In this talk, I will attempt to distill my experiences working on “big data” systems into a series of high-level “lessons learned”, and then try to connect these lessons to academic research. I’ll present a few interesting research directions and discuss my views about the evolving roles of academic and industrial research.
Prof Jimmy Lin
Prof Jimmy Lin is an associate professor in the iSchool at the University of Maryland, with appointments in the Institute for Advanced Computer Studies (UMIACS) and the Department of Computer Science. He joined the faculty in August 2004, shortly after completing a Ph.D. in Electrical Engineering and Computer Science at MIT, and was promoted to associate professor in March 2009.
Prof Lin works on “big data”, with a particular focus on large-scale distributed algorithms for text processing.

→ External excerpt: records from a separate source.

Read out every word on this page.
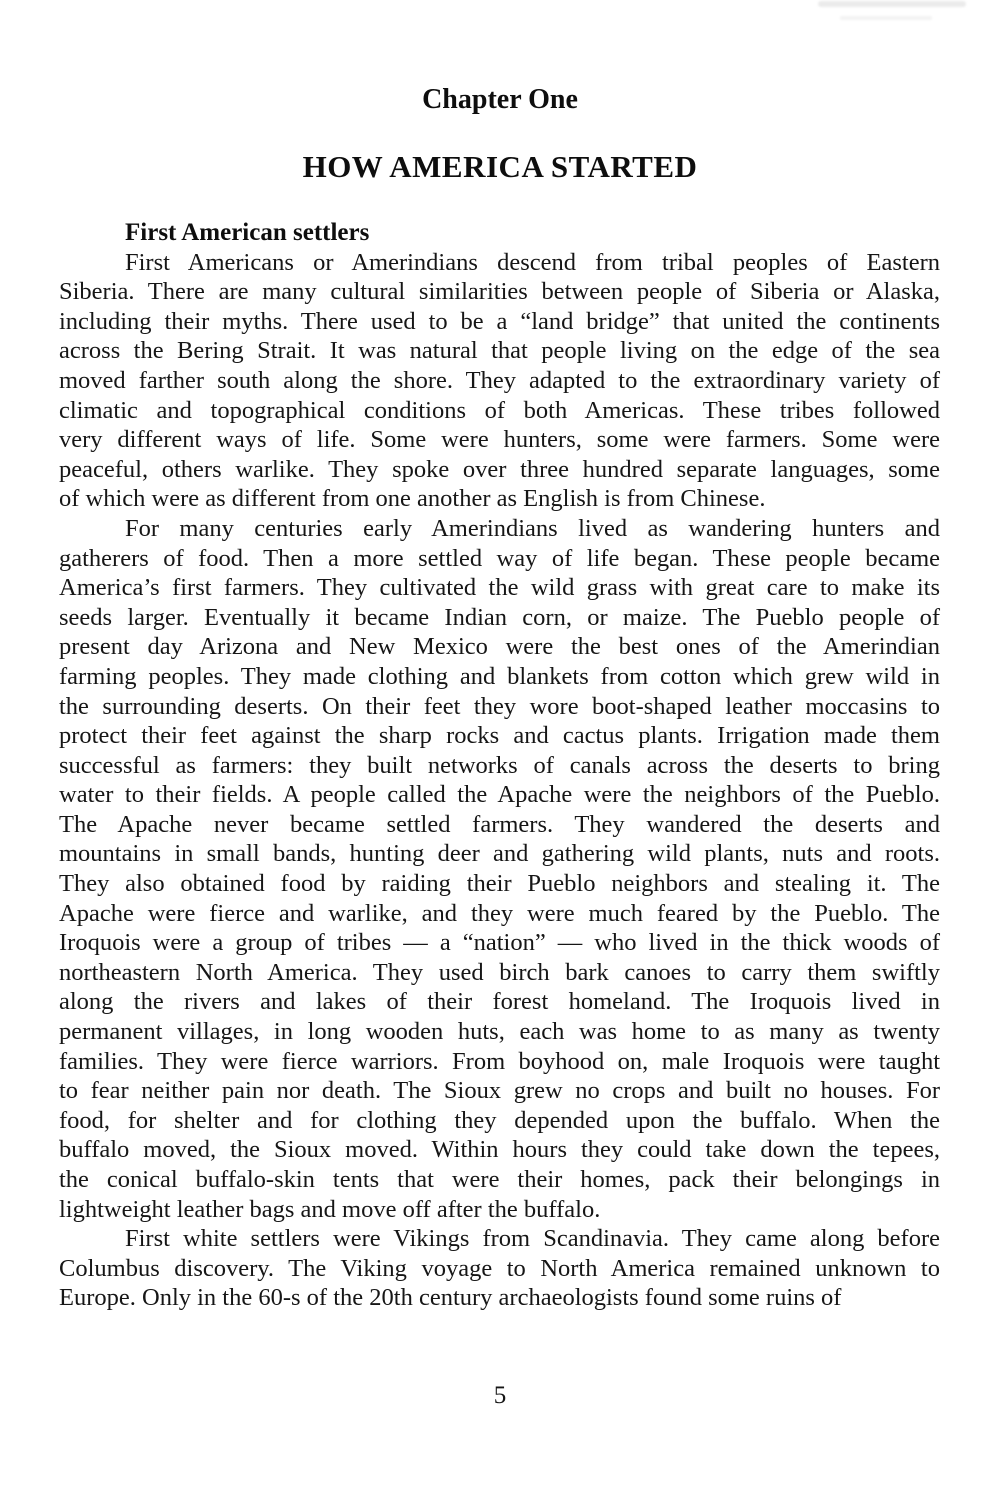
Chapter One
HOW AMERICA STARTED
First American settlers
First Americans or Amerindians descend from tribal peoples of Eastern
Siberia. There are many cultural similarities between people of Siberia or Alaska,
including their myths. There used to be a “land bridge” that united the continents
across the Bering Strait. It was natural that people living on the edge of the sea
moved farther south along the shore. They adapted to the extraordinary variety of
climatic and topographical conditions of both Americas. These tribes followed
very different ways of life. Some were hunters, some were farmers. Some were
peaceful, others warlike. They spoke over three hundred separate languages, some
of which were as different from one another as English is from Chinese.
For many centuries early Amerindians lived as wandering hunters and
gatherers of food. Then a more settled way of life began. These people became
America’s first farmers. They cultivated the wild grass with great care to make its
seeds larger. Eventually it became Indian corn, or maize. The Pueblo people of
present day Arizona and New Mexico were the best ones of the Amerindian
farming peoples. They made clothing and blankets from cotton which grew wild in
the surrounding deserts. On their feet they wore boot-shaped leather moccasins to
protect their feet against the sharp rocks and cactus plants. Irrigation made them
successful as farmers: they built networks of canals across the deserts to bring
water to their fields. A people called the Apache were the neighbors of the Pueblo.
The Apache never became settled farmers. They wandered the deserts and
mountains in small bands, hunting deer and gathering wild plants, nuts and roots.
They also obtained food by raiding their Pueblo neighbors and stealing it. The
Apache were fierce and warlike, and they were much feared by the Pueblo. The
Iroquois were a group of tribes — a “nation” — who lived in the thick woods of
northeastern North America. They used birch bark canoes to carry them swiftly
along the rivers and lakes of their forest homeland. The Iroquois lived in
permanent villages, in long wooden huts, each was home to as many as twenty
families. They were fierce warriors. From boyhood on, male Iroquois were taught
to fear neither pain nor death. The Sioux grew no crops and built no houses. For
food, for shelter and for clothing they depended upon the buffalo. When the
buffalo moved, the Sioux moved. Within hours they could take down the tepees,
the conical buffalo-skin tents that were their homes, pack their belongings in
lightweight leather bags and move off after the buffalo.
First white settlers were Vikings from Scandinavia. They came along before
Columbus discovery. The Viking voyage to North America remained unknown to
Europe. Only in the 60-s of the 20th century archaeologists found some ruins of
5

His research lies at the intersection of natural language processing (NLP) and information retrieval (IR). He is a member of both the Computational Linguistics and Information Processing Lab (CLIP) and the Human-Computer Interaction Lab (HCIL).

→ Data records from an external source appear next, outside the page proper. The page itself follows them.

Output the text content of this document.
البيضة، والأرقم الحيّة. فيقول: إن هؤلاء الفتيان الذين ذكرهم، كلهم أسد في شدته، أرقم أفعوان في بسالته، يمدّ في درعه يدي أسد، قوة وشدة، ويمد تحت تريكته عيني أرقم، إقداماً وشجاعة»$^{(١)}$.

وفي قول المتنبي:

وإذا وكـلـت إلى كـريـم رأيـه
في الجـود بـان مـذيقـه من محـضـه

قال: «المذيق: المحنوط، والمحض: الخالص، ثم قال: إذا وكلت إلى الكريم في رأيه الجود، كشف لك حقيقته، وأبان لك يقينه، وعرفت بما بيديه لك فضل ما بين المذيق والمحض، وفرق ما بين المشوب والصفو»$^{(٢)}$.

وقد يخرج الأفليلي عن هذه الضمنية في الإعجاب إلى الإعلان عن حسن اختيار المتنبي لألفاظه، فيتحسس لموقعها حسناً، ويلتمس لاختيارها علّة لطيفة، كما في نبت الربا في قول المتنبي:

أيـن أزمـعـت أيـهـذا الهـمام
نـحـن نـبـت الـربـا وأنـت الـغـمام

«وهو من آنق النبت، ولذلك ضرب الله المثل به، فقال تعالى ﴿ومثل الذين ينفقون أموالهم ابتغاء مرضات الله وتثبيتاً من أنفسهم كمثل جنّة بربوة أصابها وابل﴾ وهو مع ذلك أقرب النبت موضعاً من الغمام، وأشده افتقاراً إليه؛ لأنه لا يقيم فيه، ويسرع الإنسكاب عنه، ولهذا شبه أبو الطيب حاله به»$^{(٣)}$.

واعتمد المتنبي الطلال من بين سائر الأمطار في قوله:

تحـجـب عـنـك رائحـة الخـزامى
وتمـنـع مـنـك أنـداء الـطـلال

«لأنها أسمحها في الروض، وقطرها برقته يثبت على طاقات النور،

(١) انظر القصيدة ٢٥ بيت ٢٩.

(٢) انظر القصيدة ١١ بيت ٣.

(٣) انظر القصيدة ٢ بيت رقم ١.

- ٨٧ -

From 2010-2012, Prof Lin spent an extended sabbatical at Twitter, where he worked on services designed to surface relevant content to users and analytics infrastructure to support data science. Prof Lin has also consulted for Cloudera, an enterprise Hadoop company, where he was largely responsible for starting Cloudera’s Hadoop training and certification programs.
Prof Lin’s popular textbook “Data-Intensive Text Processing with MapReduce” introduced the notion of “design patterns” for MapReduce algorithms and serves as a starting point for many subsequent innovations in the field.